The central stone is mounted in a discreet prong setting, which is embedded within a fluted ring of platinum. The slender shank of the ring is accented with three single-cut diamonds on either side. Illusion settings incorporate a ring of fluted metal, usually platinum or rhodium, which surrounds the girdle of the diamond, thereby making the diamond appear larger. Also called monture illusion or mirage setting, the revival of the illusion setting in the 1860s is credited to a Parisian jeweler, Oscar Massin (b. 1829). Mssr.
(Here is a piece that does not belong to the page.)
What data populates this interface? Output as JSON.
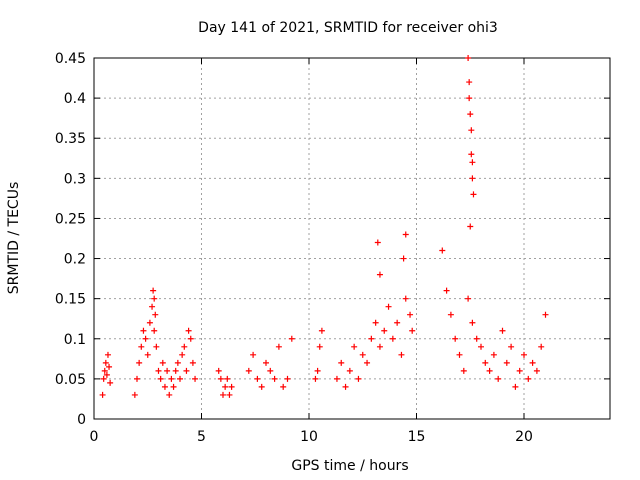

Massin is actually quite famous in jewelry circles for his contributions to the burgeoning Art Nouveau movement in the late 1890s. During the 1870s and 1880s, he perfected the tremblant and pampille techniques, which are now most associated with Nouveau Cartier and Tiffany pieces. In 1878, Oscar Massin, exhibiting as an independent at the Exposition Universelle in Paris, was awarded a Grand Prix for his diamond lace-work tiara. The previous year, he exhibited naturalistic botanical jewels, likely set en tremblant. As his reputation grew, Tiffany & Co. extended to him an offer to join their firm as a designer. Though he declined, strains of his masterful techniques with diamonds appeared in Tiffany's exhibits the following year, and Clare Phillips, author of Bejewelled, supposes that he may have sold individual designs to the firm. Though Mssr. Massin has fallen a bit into obscurity, his contributions to the history of jewelry continue on, particularly in this lovely illusion set diamond ring.